Pero también podía irme al desierto. ¿Acaso Jakob von Gunten no decía, al final de su peripecia en el instituto, que se iba al desierto con herr Benjamenta? «Quiero ver si en medio del páramo es también posible vivir, respirar, ser, desear y hacer sinceramente el bien, y dormir por la noche y soñar. ¡Bah! Ahora no quiero pensar en nada más.»
El interlocutor ideal de Jakob habría podido ser W. H. Hudson, que habría sabido contarle desde la desértica Patagonia lo mucho que amaba esa tierra en el fin del mundo, «sus colores, los aromas, los sonidos, el tacto y el gusto, el azul del cielo, el verdor del suelo, el centelleo del sol en el agua, el olor de la tierra seca o húmeda, del viento y de la lluvia, ciertos colores de las flores y del plumaje de los huevos de las aves, como el púrpura brillante de la cáscara del huevo del tinamú».
«¡El tinamú! ¡Bah! Ahora no quiero pensar en nada más», me dije allí en la cafetería del aeropuerto de Zurich. En realidad, aspiraba a «convertirme por entero en el exterior de la naturaleza» y, durante el resto de mi vida, negar lo esencial, lo más hondo: mi angustia. Pero volví a caer en el pensamiento. Comencé a decirme que para acceder a la simple existencia literaria, para luchar contra esta invisibilidad que desde el principio les amenaza, los escritores tienen que crear las condiciones de su aparición, es decir, de su visibilidad literaria. Pero —me dije también— existe la maniobra contraria y ésta es mucho más difícil. Teniendo como objetivo el camino inverso (el de recuperar su invisibilidad) algunos escritores, como creo que es mi caso en estos momentos, emprenden la dificultosa tarea de ir creando una escritura secreta al tiempo que van organizando silenciosamente las condiciones de su desaparición, esas que habrán de permitirles un día desarmar esa visibilidad que sienten que cada vez les corroe más, pues socava gravemente su relación con la dignidad y lucidez del silencio.
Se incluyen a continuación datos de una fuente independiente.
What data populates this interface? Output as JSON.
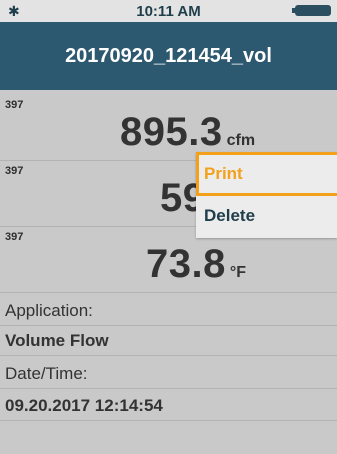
{
  "status": {
    "time": "10:11 AM",
    "bluetooth_icon": "bluetooth-icon",
    "battery_icon": "battery-icon"
  },
  "header": {
    "title": "20170920_121454_vol"
  },
  "readings": [
    {
      "tag": "397",
      "value": "895.3",
      "unit": "cfm"
    },
    {
      "tag": "397",
      "value": "59",
      "unit": ""
    },
    {
      "tag": "397",
      "value": "73.8",
      "unit": "°F"
    }
  ],
  "details": {
    "application_label": "Application:",
    "application_value": "Volume Flow",
    "datetime_label": "Date/Time:",
    "datetime_value": "09.20.2017 12:14:54"
  },
  "menu": {
    "items": [
      {
        "label": "Print",
        "selected": true
      },
      {
        "label": "Delete",
        "selected": false
      }
    ]
  },
  "colors": {
    "header_bg": "#2c5870",
    "accent": "#f3a11b",
    "content_bg": "#c9c9c9"
  }
}
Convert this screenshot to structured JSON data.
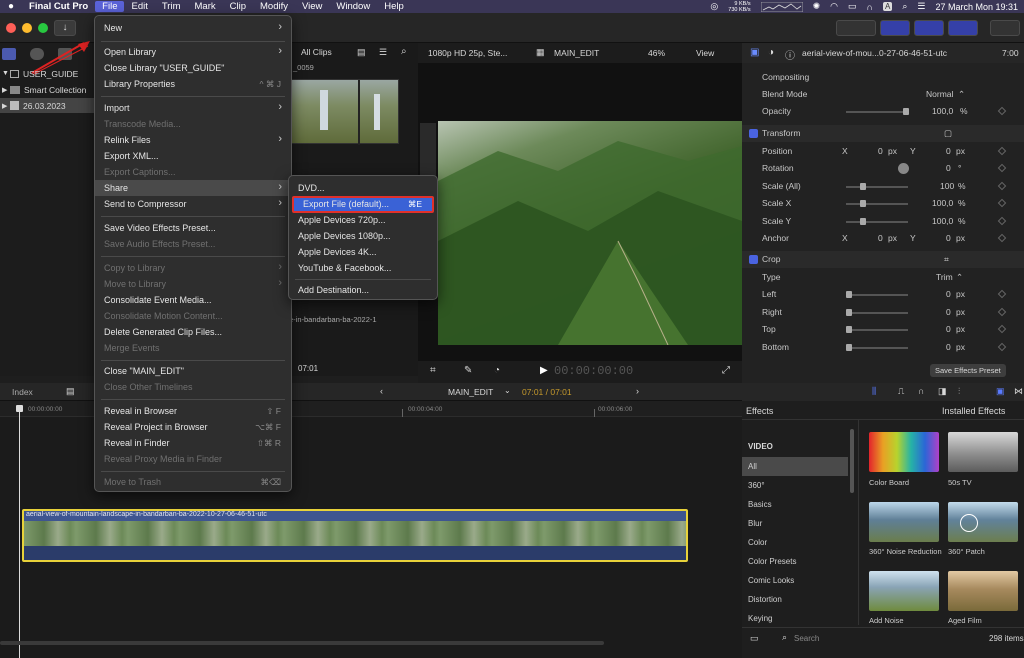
{
  "menubar": {
    "apple": "",
    "app": "Final Cut Pro",
    "items": [
      "File",
      "Edit",
      "Trim",
      "Mark",
      "Clip",
      "Modify",
      "View",
      "Window",
      "Help"
    ],
    "net_up": "9 KB/s",
    "net_down": "730 KB/s",
    "datetime": "27 March Mon  19:31",
    "input_source": "A"
  },
  "library": {
    "name": "USER_GUIDE",
    "smart_collections": "Smart Collection",
    "event": "26.03.2023"
  },
  "clips": {
    "filter": "All Clips",
    "clip_label_top": "_0059",
    "clip_label_bottom": "e-in-bandarban-ba-2022-1",
    "timecode": "07:01"
  },
  "viewer": {
    "format": "1080p HD 25p, Ste...",
    "project": "MAIN_EDIT",
    "zoom": "46%",
    "view": "View",
    "timecode": "00:00:00:00"
  },
  "inspector": {
    "clip_name": "aerial-view-of-mou...0-27-06-46-51-utc",
    "duration": "7:00",
    "compositing": "Compositing",
    "blend_mode_label": "Blend Mode",
    "blend_mode": "Normal",
    "opacity_label": "Opacity",
    "opacity": "100,0",
    "pct": "%",
    "transform": "Transform",
    "position_label": "Position",
    "x": "X",
    "y": "Y",
    "pos_x": "0",
    "pos_y": "0",
    "px": "px",
    "rotation_label": "Rotation",
    "rotation": "0",
    "deg": "°",
    "scale_all_label": "Scale (All)",
    "scale_all": "100",
    "scale_x_label": "Scale X",
    "scale_x": "100,0",
    "scale_y_label": "Scale Y",
    "scale_y": "100,0",
    "anchor_label": "Anchor",
    "anchor_x": "0",
    "anchor_y": "0",
    "crop": "Crop",
    "type_label": "Type",
    "type": "Trim",
    "left_label": "Left",
    "left": "0",
    "right_label": "Right",
    "right": "0",
    "top_label": "Top",
    "top": "0",
    "bottom_label": "Bottom",
    "bottom": "0",
    "save_preset": "Save Effects Preset"
  },
  "timeline": {
    "index": "Index",
    "project": "MAIN_EDIT",
    "timecode": "07:01 / 07:01",
    "ruler": [
      "00:00:00:00",
      "00:00:04:00",
      "00:00:06:00"
    ],
    "clip_name": "aerial-view-of-mountain-landscape-in-bandarban-ba-2022-10-27-06-46-51-utc"
  },
  "effects": {
    "title": "Effects",
    "installed": "Installed Effects",
    "video": "VIDEO",
    "categories": [
      "All",
      "360°",
      "Basics",
      "Blur",
      "Color",
      "Color Presets",
      "Comic Looks",
      "Distortion",
      "Keying"
    ],
    "thumbs": [
      {
        "label": "Color Board"
      },
      {
        "label": "50s TV"
      },
      {
        "label": "360° Noise Reduction"
      },
      {
        "label": "360° Patch"
      },
      {
        "label": "Add Noise"
      },
      {
        "label": "Aged Film"
      }
    ],
    "search_placeholder": "Search",
    "count": "298 items"
  },
  "file_menu": {
    "items": [
      {
        "label": "New",
        "arrow": true
      },
      {
        "label": "Open Library",
        "arrow": true
      },
      {
        "label": "Close Library \"USER_GUIDE\""
      },
      {
        "label": "Library Properties",
        "sc": "^ ⌘ J"
      },
      {
        "label": "Import",
        "arrow": true
      },
      {
        "label": "Transcode Media...",
        "dis": true
      },
      {
        "label": "Relink Files",
        "arrow": true
      },
      {
        "label": "Export XML..."
      },
      {
        "label": "Export Captions...",
        "dis": true
      },
      {
        "label": "Share",
        "arrow": true,
        "hl": true
      },
      {
        "label": "Send to Compressor",
        "arrow": true
      },
      {
        "label": "Save Video Effects Preset..."
      },
      {
        "label": "Save Audio Effects Preset...",
        "dis": true
      },
      {
        "label": "Copy to Library",
        "arrow": true,
        "dis": true
      },
      {
        "label": "Move to Library",
        "arrow": true,
        "dis": true
      },
      {
        "label": "Consolidate Event Media..."
      },
      {
        "label": "Consolidate Motion Content...",
        "dis": true
      },
      {
        "label": "Delete Generated Clip Files..."
      },
      {
        "label": "Merge Events",
        "dis": true
      },
      {
        "label": "Close \"MAIN_EDIT\""
      },
      {
        "label": "Close Other Timelines",
        "dis": true
      },
      {
        "label": "Reveal in Browser",
        "sc": "⇧ F"
      },
      {
        "label": "Reveal Project in Browser",
        "sc": "⌥⌘ F"
      },
      {
        "label": "Reveal in Finder",
        "sc": "⇧⌘ R"
      },
      {
        "label": "Reveal Proxy Media in Finder",
        "dis": true
      },
      {
        "label": "Move to Trash",
        "sc": "⌘⌫",
        "dis": true
      }
    ]
  },
  "share_menu": {
    "items": [
      {
        "label": "DVD..."
      },
      {
        "label": "Export File (default)...",
        "sc": "⌘E",
        "hl": true
      },
      {
        "label": "Apple Devices 720p..."
      },
      {
        "label": "Apple Devices 1080p..."
      },
      {
        "label": "Apple Devices 4K..."
      },
      {
        "label": "YouTube & Facebook..."
      },
      {
        "label": "Add Destination..."
      }
    ]
  },
  "colors": {
    "menubar": "#3a3656",
    "accent": "#3a62d6",
    "highlight_box": "#e0302b",
    "clip_border": "#e8d23a"
  }
}
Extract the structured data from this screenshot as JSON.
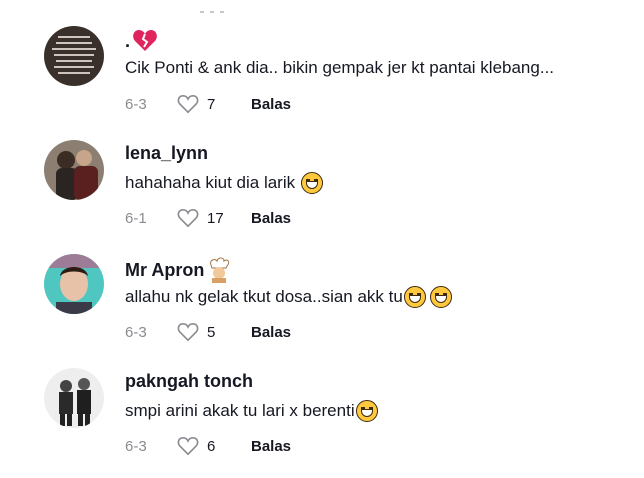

Pensé más o menos todo esto y, poco después, dejé la cafetería y empecé a pasearme por aquella amplia zona del aeropuerto, sin decidirme a comprar billete alguno. Seguía escuchando todavía los ecos de lo que acababa de pensar y estuve tanto rato caminando que hasta llegué a dar con un rincón muy oscuro en el que uno podía adentrarse y desaparecer de la vista de todo el mundo durante unos segundos para poco después, con cuatro pasos, como si uno fuera el mismísimo severo padre de Chateaubriand, reaparecer y hacerlo con un semblante severo que enseguida se convertía en el semblante de un hombre en el fondo dubitativo, un semblante que no engañaba a nadie, pues era el que en aquellos momentos me salía del alma. Estuve un largo rato dedicado a esta maniobra, consistente en ir de la luz a la sombra y viceversa. Hasta que por fin, fantasma de mí mismo y enredado entre la luz y la sombra, decidí dar unos pasos más y salir fuera del recinto a respirar el aire libre. Salí. Respiré. Me sentí muy bien. Y fue como si por fin hubiera descubierto mi camino ideal, que consistiría tan sólo en dar unos pasos más allá y luego sentirme en casa y, sin ruido alguno, quedarme por fin en el aire libre, aparte ya.